And getting back to MP4's topic question, collections of cartoons were a BIG part of my immersive reading growing up, especially Charles Addams and Gahan Wilson.
Posted by: All Hail Eris, She-Wolf of the 'Ettes 'Ettes. at April 12, 2026 11:22 AM (kpS4V) 273
Encyclopedia Brown doesn't get any love around here... Is that series just too simple, for super young people? because I always thought the stories were clever....
Posted by: SSBN 656 (G) at April 12, 2026 11:23 AM (dmDsy) 274
Eris, we all ran home from the school bus to catch the beginning of Dark Shadows, followed by Addams Family.
John Astin remains such a great Gomez! Raul Julia pretty much owns it now, but I always see John Astin in my mind--I thought Morticia was so lucky! One of the thrills of my teenage life was when a guy I had a huge crush on kissed my hand, and then up my arm. (He got to the shoulder and stopped, and we both laughed because we were embarrassed. I kind of wish we hadn't been, lol!) Posted by: barbarausa at April 12, 2026 11:24 AM (enw9G) 275
How's your Latin?
Hakeem Jeffries Claims DEI Is Explicitly Written Into Constitution “Let’s just check the record. The motto of this great country, ‘E pluribus unum,’ that’s the motto of this great country, ‘Out of many, one.’ That’s diversity,” Jeffries continued. Posted by: Anonosaurus Wrecks, Damn It Feels Good to Be a Trumpster! at April 12, 2026 11:24 AM (ndZc7) 276
(Mortician and Gomez looking through the window at a bleak stormy sky)
Gomez: "Are you unhappy, my dear?" Morticia: "Oh yes, Darling, yes!" Or the neighborhood doing spring cleaning up and down the block and there's Uncle Fester sharpening the spikes on the iron fence. Posted by: All Hail Eris, She-Wolf of the 'Ettes 'Ettes. at April 12, 2026 *** The first movie in the 1990s really captured the spirit of all that. Morticia to Gomez: "Last night, you were unhinged. You were like some desperate howling demon. You frightened me. . . . Do it again." Posted by: Wolfus Aurelius, Dreaming of Elsewhere at April 12, 2026 11:26 AM (wzUl9) 277
Upthread a bit Sabrina Chase suggested the book Dragon Hunter: Roy Chapman Andrews and the Central Asiatic Expedition.
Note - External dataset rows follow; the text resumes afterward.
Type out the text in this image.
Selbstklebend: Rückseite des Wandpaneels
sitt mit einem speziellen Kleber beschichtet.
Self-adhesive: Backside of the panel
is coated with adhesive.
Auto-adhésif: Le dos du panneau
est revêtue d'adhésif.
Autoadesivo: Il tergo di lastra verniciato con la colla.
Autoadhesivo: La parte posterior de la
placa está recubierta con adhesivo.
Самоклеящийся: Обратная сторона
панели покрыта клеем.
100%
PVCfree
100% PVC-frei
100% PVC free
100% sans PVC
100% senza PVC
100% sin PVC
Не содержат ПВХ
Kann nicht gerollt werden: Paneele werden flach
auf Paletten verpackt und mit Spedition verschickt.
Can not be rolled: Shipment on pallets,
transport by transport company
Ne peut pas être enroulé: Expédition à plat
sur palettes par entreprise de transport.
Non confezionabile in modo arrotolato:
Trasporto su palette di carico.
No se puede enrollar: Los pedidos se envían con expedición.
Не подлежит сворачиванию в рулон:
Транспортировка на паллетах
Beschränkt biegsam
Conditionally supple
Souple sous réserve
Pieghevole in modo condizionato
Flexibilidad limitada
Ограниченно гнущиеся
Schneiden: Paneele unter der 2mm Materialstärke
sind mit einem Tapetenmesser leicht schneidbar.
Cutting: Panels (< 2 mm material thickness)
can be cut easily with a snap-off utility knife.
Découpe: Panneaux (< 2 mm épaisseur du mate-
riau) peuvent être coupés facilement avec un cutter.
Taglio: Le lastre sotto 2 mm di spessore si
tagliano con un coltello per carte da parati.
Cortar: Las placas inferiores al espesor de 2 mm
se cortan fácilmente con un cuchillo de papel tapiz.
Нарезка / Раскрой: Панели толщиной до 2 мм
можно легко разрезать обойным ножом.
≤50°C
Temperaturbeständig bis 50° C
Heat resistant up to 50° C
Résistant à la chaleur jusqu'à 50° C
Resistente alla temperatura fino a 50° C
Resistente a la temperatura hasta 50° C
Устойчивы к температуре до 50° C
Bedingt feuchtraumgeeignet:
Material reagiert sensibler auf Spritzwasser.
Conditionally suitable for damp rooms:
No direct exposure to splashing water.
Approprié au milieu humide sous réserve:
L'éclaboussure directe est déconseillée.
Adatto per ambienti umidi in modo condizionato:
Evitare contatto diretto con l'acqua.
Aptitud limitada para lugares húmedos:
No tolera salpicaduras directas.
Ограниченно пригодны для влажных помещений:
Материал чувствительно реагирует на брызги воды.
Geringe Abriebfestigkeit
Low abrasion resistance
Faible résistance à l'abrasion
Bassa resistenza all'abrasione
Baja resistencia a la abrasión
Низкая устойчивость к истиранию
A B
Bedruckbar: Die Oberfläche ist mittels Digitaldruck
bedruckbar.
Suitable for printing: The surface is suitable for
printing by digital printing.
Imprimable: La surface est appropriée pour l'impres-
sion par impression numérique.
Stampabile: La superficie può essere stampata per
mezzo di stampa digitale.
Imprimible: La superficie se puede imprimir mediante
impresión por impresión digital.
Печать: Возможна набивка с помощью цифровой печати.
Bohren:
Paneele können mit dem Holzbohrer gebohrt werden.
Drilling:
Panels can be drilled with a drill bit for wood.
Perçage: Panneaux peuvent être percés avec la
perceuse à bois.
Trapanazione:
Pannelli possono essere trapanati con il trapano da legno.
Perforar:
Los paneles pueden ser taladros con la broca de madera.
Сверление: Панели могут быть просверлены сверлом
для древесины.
It's under copyright, but I've a sneaking suspicion that that book is a compilation of his original books: Project Gutenberg. "Camps and Trails in China" by Roy Chapman Andrews and Yvette Borup Andrews is an adventure narrative written in the early 20th century. The work chronicles the Asiatic Zoölogical Expedition conducted by the American Museum of Natural History in China between 1916 and 1917." "Across Mongolian Plains" by Roy Chapman Andrews is a naturalist's account written in the early 20th century. The narrative follows Andrews and his companions on their Second Asiatic Expedition, where they embark on a journey across Mongolia and Northern China." Posted by: 13times at April 12, 2026 11:26 AM (uB2D/) 278
Good morning from a soggy Left Coast, where we were teased by Spring through the month of March and early April and are now back to rain and winter.
Off topic from MP4's suggestion. Hubs and I have been watching "Dark Winds," AMC's adaptation of the novels by Tony Hillerman. I've only read one novel in the series, but I noticed some radical changes in the characters and their arcs. Since I'm not invested in the novels' characters, I don't mind the changes in the series. In fact, the writers have done a good job writing compelling stories and the actors are outstanding. But would I feel this way if I had invested more time in the novels before watching the series? I'm not sure. I notice I am often able to separate novels from their adaptations and appreciate the story (if well done) in their respective media even if they don't "match" exactly. And sometimes the adaptation ruins the story AND the characters. How about the rest of y'all? Posted by: March Hare at April 12, 2026 11:27 AM (O/GSq) 279
Weird crossover:
Rudd Weatherwax, the trainer of the various TV and movie "Lassies", was the uncle of Ken Weatherwax, who played Pugsley in the old Addams Family TV series. Mmm... Carolyn Jones...Mmmmmm... Posted by: Rodrigo Borgia at April 12, 2026 11:27 AM (IG3/x) 280
Way back when, you could find mass market paperbacks of Charles Addams and Gahan Wilson on most of the racks in my neighborhood. Wilson had a cartoon in nearly every issue of the Magazine of Fantasy & Science Fiction for a while and even if the issue had a story by one of my favorites, it was Wilson's cartoon I went to first. Wilson also had a lot of cartoons in Playboy for some years; if I ran across an issue I looked for Wilson's cartoon before anything else -- which should tell you just how much I liked Gahan Wilson's stuff.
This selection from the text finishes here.